The driver returns to his own seat, and Lola watches the Bentley turn right onto National, no traffic there to delay its departure.
She gets a few seconds of breath, in and out, here in the parking lot. When she looks up, she can see stars. All around her, Los Angeles is silent.
She feels the first blow to her right ear like a fist of fire. The pain blinds her, and she finds her arms reaching forward, grasping for something, anything in front of her. Is she trying to orient herself, or is she looking for something to stop the pain? But no protection is coming, not in this parking lot in the dark with the stars above her and the self-involved white people behind her.
Garcia will take away her pain, but first she must get to the other side of it. That she must do here, alone.
The second blow catches her gut, and she sees a man in front of her, in dark jeans and a black T-shirt. She catches a glimpse of his face, recognizing him as one of the two men from the SUV outside her house. Up close, he is handsome, more handso
me than Garcia. His fist plunges into her belly, pressing through flesh to meet bone. Something inside Lola cracks, and she knows she won’t remember anything else.
She will fall now, she thinks, and she does.
Lola wakes to bright hot sunshine and a pounding in her brain. She feels the pour of yellow-tinged light through the bedroom’s faded floral curtains. She should sleep, she knows, but the pain makes it impossible. Then she remembers she is not hungover, and that sleep will not help this pain.
Lola feels heat at her stomach and looks down through what she knows must be a puffy eye to find Lucy, curled up, catlike, stringy hair on Lola’s tummy. It feels natural to have the girl here, safe, in Lola’s bed.
Lola reaches a hand over Lucy and pats the comforter for any sign of Garcia. She feels rumpled sheets, the cotton cooled. He’s gone. Lola hopes for breakfast—eggs and toast with crispy burnt strips of bacon. Garcia’s cooking skills apply only to the morning meal. He takes pride in telling Lola it’s the half-and-half that makes the eggs, and that setting the toaster on defrost results in a bread that’s equal parts crunch and softness.
The pain wallops Lola in the face like an unexpected uppercut, and her appetite disappears.

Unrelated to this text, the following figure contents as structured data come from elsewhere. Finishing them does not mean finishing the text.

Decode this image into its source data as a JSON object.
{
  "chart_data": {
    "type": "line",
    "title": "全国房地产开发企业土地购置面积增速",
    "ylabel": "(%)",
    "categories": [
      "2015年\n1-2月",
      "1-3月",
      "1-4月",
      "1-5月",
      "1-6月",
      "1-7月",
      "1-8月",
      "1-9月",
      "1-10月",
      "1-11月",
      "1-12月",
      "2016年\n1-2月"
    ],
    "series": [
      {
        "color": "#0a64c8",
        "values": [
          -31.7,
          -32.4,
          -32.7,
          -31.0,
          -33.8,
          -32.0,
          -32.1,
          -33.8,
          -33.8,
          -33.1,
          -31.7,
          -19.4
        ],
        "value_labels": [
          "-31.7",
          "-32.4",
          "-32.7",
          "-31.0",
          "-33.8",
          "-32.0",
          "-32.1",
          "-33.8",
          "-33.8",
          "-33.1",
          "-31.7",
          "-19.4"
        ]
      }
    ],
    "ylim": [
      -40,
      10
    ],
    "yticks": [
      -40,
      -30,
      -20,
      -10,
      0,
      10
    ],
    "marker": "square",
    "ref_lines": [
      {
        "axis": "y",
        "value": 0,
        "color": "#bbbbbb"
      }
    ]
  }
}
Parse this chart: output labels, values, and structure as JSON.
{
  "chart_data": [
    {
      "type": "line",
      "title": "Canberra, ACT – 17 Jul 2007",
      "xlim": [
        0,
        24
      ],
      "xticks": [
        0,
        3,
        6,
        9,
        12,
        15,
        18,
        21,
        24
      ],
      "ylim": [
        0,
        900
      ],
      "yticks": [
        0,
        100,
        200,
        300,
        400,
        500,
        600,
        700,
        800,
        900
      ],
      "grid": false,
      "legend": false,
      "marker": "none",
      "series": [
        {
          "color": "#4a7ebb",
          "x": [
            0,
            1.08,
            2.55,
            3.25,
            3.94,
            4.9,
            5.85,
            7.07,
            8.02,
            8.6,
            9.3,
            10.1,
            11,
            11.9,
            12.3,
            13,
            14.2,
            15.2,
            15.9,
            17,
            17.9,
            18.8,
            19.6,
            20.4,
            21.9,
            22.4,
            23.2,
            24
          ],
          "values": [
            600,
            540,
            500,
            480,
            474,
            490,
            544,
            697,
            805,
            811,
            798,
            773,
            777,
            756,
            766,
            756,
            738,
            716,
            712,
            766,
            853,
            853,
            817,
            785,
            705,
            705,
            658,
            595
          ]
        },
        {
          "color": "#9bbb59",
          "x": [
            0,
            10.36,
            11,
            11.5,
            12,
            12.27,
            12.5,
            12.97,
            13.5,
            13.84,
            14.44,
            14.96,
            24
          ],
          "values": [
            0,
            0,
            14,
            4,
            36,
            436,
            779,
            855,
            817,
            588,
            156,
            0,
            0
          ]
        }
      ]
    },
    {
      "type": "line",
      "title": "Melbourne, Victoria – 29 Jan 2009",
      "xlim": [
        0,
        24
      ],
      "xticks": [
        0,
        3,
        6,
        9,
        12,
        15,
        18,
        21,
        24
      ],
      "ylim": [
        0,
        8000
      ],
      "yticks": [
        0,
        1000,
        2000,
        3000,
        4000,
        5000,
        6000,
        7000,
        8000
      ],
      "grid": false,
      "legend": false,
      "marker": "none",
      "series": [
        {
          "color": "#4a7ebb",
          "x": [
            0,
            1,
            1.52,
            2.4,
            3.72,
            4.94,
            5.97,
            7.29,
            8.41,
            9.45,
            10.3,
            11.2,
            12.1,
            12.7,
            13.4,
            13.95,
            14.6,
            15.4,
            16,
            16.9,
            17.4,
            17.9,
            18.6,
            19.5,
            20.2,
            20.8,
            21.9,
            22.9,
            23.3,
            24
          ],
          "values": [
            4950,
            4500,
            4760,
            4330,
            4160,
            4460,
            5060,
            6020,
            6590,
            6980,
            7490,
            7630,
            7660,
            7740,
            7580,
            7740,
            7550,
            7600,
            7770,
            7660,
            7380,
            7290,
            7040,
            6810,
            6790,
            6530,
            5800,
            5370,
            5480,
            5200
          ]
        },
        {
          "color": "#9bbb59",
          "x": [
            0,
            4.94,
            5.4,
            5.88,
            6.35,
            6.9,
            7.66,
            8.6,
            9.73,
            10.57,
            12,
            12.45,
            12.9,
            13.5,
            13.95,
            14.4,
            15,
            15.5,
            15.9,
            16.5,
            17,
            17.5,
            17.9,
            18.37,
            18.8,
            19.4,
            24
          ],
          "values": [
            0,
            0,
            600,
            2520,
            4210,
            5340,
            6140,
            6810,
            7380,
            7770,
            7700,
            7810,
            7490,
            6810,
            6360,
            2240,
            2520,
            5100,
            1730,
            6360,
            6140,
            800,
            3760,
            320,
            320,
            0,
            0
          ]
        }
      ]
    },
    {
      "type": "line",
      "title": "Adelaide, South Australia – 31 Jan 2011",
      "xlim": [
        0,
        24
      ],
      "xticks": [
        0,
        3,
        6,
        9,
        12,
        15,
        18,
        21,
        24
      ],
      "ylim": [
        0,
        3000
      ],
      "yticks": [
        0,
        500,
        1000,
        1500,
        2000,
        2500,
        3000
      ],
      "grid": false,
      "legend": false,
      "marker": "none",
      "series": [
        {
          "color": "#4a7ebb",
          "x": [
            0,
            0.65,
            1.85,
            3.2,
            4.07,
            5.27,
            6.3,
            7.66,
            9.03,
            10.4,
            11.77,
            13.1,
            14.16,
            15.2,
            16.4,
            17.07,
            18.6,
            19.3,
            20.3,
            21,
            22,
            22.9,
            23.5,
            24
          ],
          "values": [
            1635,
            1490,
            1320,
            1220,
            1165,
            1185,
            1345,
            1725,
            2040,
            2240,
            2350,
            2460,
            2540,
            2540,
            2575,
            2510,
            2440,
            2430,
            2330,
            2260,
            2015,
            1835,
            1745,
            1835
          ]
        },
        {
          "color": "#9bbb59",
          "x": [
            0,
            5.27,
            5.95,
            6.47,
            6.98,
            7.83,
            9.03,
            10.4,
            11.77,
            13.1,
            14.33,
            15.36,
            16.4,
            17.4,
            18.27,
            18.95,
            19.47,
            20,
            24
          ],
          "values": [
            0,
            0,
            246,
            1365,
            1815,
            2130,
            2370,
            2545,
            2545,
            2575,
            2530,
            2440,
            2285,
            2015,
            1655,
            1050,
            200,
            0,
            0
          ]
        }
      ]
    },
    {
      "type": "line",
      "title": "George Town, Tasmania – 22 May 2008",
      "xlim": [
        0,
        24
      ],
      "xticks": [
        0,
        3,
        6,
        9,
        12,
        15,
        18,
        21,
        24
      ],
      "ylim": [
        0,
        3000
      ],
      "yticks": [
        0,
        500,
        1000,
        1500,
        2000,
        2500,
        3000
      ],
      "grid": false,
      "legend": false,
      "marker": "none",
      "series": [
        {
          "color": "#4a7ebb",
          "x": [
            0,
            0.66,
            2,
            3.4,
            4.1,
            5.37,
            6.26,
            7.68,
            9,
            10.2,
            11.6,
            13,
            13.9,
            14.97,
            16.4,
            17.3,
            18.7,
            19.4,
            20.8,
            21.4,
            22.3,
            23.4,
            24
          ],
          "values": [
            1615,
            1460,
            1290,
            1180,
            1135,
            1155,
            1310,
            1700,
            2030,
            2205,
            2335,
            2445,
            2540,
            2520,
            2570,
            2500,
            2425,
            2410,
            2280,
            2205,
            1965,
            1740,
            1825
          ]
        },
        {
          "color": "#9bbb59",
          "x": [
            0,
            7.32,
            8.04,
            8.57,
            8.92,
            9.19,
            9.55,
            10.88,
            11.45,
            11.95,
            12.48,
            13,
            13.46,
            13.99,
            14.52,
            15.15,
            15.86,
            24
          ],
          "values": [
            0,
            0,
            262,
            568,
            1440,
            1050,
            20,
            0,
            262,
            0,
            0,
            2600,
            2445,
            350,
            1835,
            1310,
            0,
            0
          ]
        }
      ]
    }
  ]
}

She did not have a chance to discuss her conversation with the fat man when Garcia picked her up off the parking lot pavement in that Cheviot Hills strip mall. The aftermath floods back to her in flashes now—coming to, hearing footsteps hurry past her, a woman’s whine asking if they had to call 911, and a man’s voice responding they would, in the car. The men who did this might still be in the neighborhood.
Lola remembers pawing for her cell phone on wet concrete, then finding Garcia’s number ten times on her missed-call log. He was easy to get on the other end of the line, and Lola had a brief flash of their dating life—him not wanting to call her too much, her not wanting to be too quick to respond. In her blanket of pain, she had been glad that all the games were over, and that he would be there soon to scrape her bloodied body off the pavement.